Figure 7. VMPO^PACAP/BDNF neurons inhibit brown fat thermogenesis via a GABAergic projection to the DMH

See also Figure S5. (A) Schematic and representative image of retrograde-labeling of BDNF^POA→DMH neurons (green) and costaining for nuclear localized GAD67-mCherry (red). Scale bar = 50 µm (B) Bar graph quantifies percentage of BDNF^VMPO→DMH neurons that were GAD67 positive. n=3 (C–G) DMH-projection site-specific stimulation. Red: PACAP-ChR2 subjects. Black: control subjects. Schematic and images. (C) Expression of hChR2(H134R)-GFP (green) in cell bodies at VMPO injection site and axon terminals at DMH. White dotted line indicate optic fiber placement. Scale bar = 400 µm (D–E) Interscapular brown fat temperature decreases upon light stimulation in PACAP-ChR2 subjects. (10 ms light pulse at 5 Hz in 1 s ON/1s OFF duty cycle). n=8–11 per group. (D) Timecourse shows change in BAT temperature relative to start of stimulation period shown in gray. Two-way RM-ANOVA, F_8,136(Group × Time)=9.154, P<0.001. (E) Mean brown fat temperature changes after 30 minutes in the absence or presence of stimulation. Two-way ANOVA, F_1,34(Group × Stimulation)=26.04, P<0.0001.. (F) No effects observed on tail vasodilation.
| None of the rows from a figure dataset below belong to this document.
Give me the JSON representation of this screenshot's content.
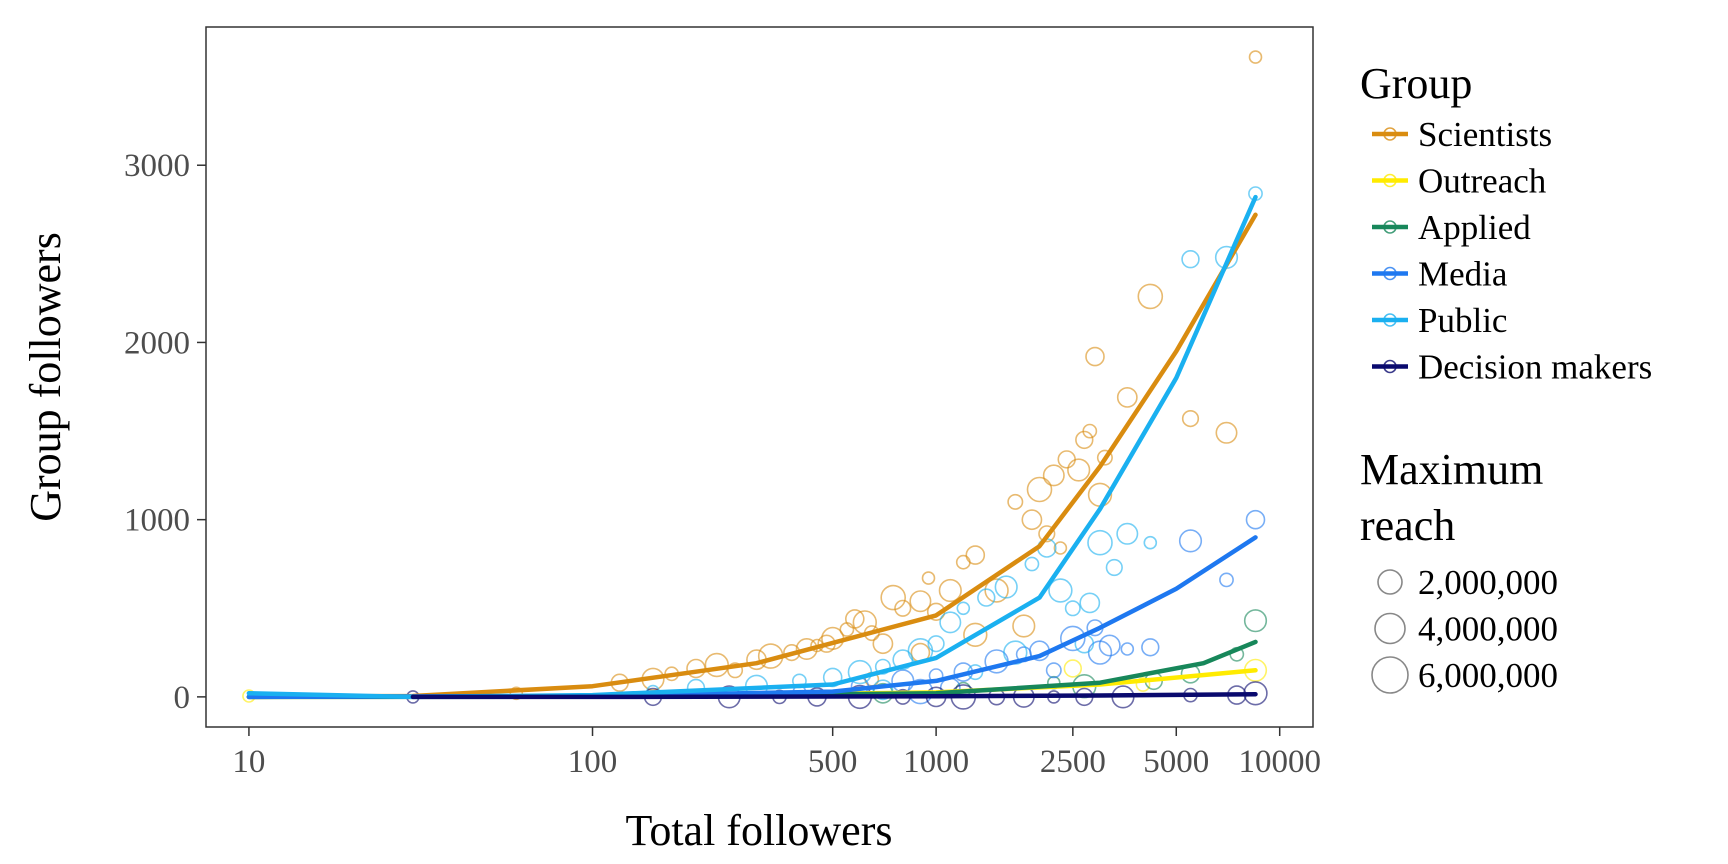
{
  "chart_data": {
    "type": "scatter",
    "xlabel": "Total followers",
    "ylabel": "Group followers",
    "x_scale": "log",
    "xlim": [
      7.5,
      12500
    ],
    "ylim": [
      -170,
      3780
    ],
    "x_ticks": [
      10,
      100,
      500,
      1000,
      2500,
      5000,
      10000
    ],
    "x_tick_labels": [
      "10",
      "100",
      "500",
      "1000",
      "2500",
      "5000",
      "10000"
    ],
    "y_ticks": [
      0,
      1000,
      2000,
      3000
    ],
    "y_tick_labels": [
      "0",
      "1000",
      "2000",
      "3000"
    ],
    "grid": false,
    "legend": {
      "placement": "right",
      "group_title": "Group",
      "size_title_lines": [
        "Maximum",
        "reach"
      ],
      "size_entries": [
        {
          "label": "2,000,000",
          "value": 2000000
        },
        {
          "label": "4,000,000",
          "value": 4000000
        },
        {
          "label": "6,000,000",
          "value": 6000000
        }
      ]
    },
    "series": [
      {
        "name": "Scientists",
        "color": "#D98C10",
        "curve": {
          "x": [
            10,
            30,
            100,
            300,
            1000,
            2000,
            3000,
            5000,
            8500
          ],
          "y": [
            0,
            5,
            60,
            190,
            460,
            850,
            1300,
            1950,
            2720
          ]
        },
        "points": [
          [
            60,
            20
          ],
          [
            120,
            80
          ],
          [
            150,
            100
          ],
          [
            170,
            130
          ],
          [
            200,
            160
          ],
          [
            230,
            180
          ],
          [
            260,
            150
          ],
          [
            300,
            210
          ],
          [
            330,
            230
          ],
          [
            380,
            250
          ],
          [
            420,
            270
          ],
          [
            450,
            290
          ],
          [
            480,
            300
          ],
          [
            500,
            330
          ],
          [
            550,
            380
          ],
          [
            580,
            440
          ],
          [
            620,
            420
          ],
          [
            650,
            360
          ],
          [
            700,
            300
          ],
          [
            750,
            560
          ],
          [
            800,
            500
          ],
          [
            900,
            540
          ],
          [
            950,
            670
          ],
          [
            1000,
            480
          ],
          [
            1100,
            600
          ],
          [
            1200,
            760
          ],
          [
            1300,
            800
          ],
          [
            1500,
            600
          ],
          [
            1700,
            1100
          ],
          [
            1900,
            1000
          ],
          [
            2000,
            1170
          ],
          [
            2100,
            920
          ],
          [
            2200,
            1250
          ],
          [
            2300,
            840
          ],
          [
            2400,
            1340
          ],
          [
            2600,
            1280
          ],
          [
            2800,
            1500
          ],
          [
            2900,
            1920
          ],
          [
            3000,
            1140
          ],
          [
            3100,
            1350
          ],
          [
            3600,
            1690
          ],
          [
            4200,
            2260
          ],
          [
            5500,
            1570
          ],
          [
            7000,
            1490
          ],
          [
            8500,
            3610
          ],
          [
            2700,
            1450
          ],
          [
            1800,
            400
          ],
          [
            650,
            100
          ],
          [
            900,
            250
          ],
          [
            1300,
            350
          ]
        ]
      },
      {
        "name": "Outreach",
        "color": "#FFEB00",
        "curve": {
          "x": [
            10,
            100,
            1000,
            3000,
            8500
          ],
          "y": [
            0,
            2,
            25,
            70,
            150
          ]
        },
        "points": [
          [
            10,
            5
          ],
          [
            2500,
            160
          ],
          [
            8500,
            150
          ],
          [
            4000,
            70
          ]
        ]
      },
      {
        "name": "Applied",
        "color": "#17875A",
        "curve": {
          "x": [
            10,
            100,
            1000,
            3000,
            6000,
            8500
          ],
          "y": [
            0,
            1,
            20,
            80,
            190,
            310
          ]
        },
        "points": [
          [
            2200,
            80
          ],
          [
            4300,
            90
          ],
          [
            8500,
            430
          ],
          [
            7500,
            240
          ],
          [
            5500,
            130
          ],
          [
            2700,
            60
          ],
          [
            1200,
            40
          ],
          [
            700,
            20
          ]
        ]
      },
      {
        "name": "Media",
        "color": "#1E78F0",
        "curve": {
          "x": [
            10,
            100,
            500,
            1000,
            2000,
            3000,
            5000,
            8500
          ],
          "y": [
            0,
            5,
            30,
            90,
            230,
            390,
            610,
            900
          ]
        },
        "points": [
          [
            400,
            30
          ],
          [
            600,
            60
          ],
          [
            800,
            90
          ],
          [
            1000,
            120
          ],
          [
            1200,
            140
          ],
          [
            1500,
            200
          ],
          [
            1800,
            240
          ],
          [
            2000,
            260
          ],
          [
            2500,
            330
          ],
          [
            2900,
            390
          ],
          [
            3200,
            290
          ],
          [
            3600,
            270
          ],
          [
            4200,
            280
          ],
          [
            5500,
            880
          ],
          [
            7000,
            660
          ],
          [
            8500,
            1000
          ],
          [
            3000,
            250
          ],
          [
            2200,
            150
          ],
          [
            1100,
            50
          ],
          [
            900,
            30
          ]
        ]
      },
      {
        "name": "Public",
        "color": "#1AB0F0",
        "curve": {
          "x": [
            10,
            30,
            100,
            500,
            1000,
            2000,
            3000,
            5000,
            8500
          ],
          "y": [
            20,
            0,
            10,
            70,
            220,
            560,
            1060,
            1800,
            2820
          ]
        },
        "points": [
          [
            150,
            30
          ],
          [
            200,
            50
          ],
          [
            300,
            60
          ],
          [
            400,
            90
          ],
          [
            500,
            110
          ],
          [
            600,
            140
          ],
          [
            700,
            170
          ],
          [
            800,
            210
          ],
          [
            900,
            260
          ],
          [
            1000,
            300
          ],
          [
            1100,
            420
          ],
          [
            1200,
            500
          ],
          [
            1400,
            560
          ],
          [
            1600,
            620
          ],
          [
            1900,
            750
          ],
          [
            2100,
            840
          ],
          [
            2300,
            600
          ],
          [
            2500,
            500
          ],
          [
            2800,
            530
          ],
          [
            3000,
            870
          ],
          [
            3300,
            730
          ],
          [
            3600,
            920
          ],
          [
            4200,
            870
          ],
          [
            5500,
            2470
          ],
          [
            7000,
            2480
          ],
          [
            8500,
            2840
          ],
          [
            2700,
            300
          ],
          [
            1700,
            250
          ],
          [
            1300,
            140
          ],
          [
            700,
            40
          ]
        ]
      },
      {
        "name": "Decision makers",
        "color": "#0A0A6E",
        "curve": {
          "x": [
            30,
            100,
            1000,
            3000,
            8500
          ],
          "y": [
            0,
            0,
            3,
            8,
            15
          ]
        },
        "points": [
          [
            30,
            0
          ],
          [
            150,
            0
          ],
          [
            250,
            0
          ],
          [
            350,
            0
          ],
          [
            450,
            0
          ],
          [
            600,
            0
          ],
          [
            800,
            0
          ],
          [
            1000,
            0
          ],
          [
            1200,
            0
          ],
          [
            1500,
            0
          ],
          [
            1800,
            0
          ],
          [
            2200,
            0
          ],
          [
            2700,
            0
          ],
          [
            3500,
            0
          ],
          [
            5500,
            10
          ],
          [
            7500,
            10
          ],
          [
            8500,
            20
          ]
        ]
      }
    ]
  }
}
Change in tail temperature relative to start of stimulation period shown in gray. n=11 per group. Two-way RM-ANOVA, All factors, P>0.05. (G) No effect on preferred temperature as shown by the mean thermal gradient position in 10 minute intervals. Stimulation period shown in gray. n=7 per group. Two-way RM-ANOVA, Interaction and Group factors, P>0.05. post-hoc Bonferroni multiple comparisons *** P<0.001.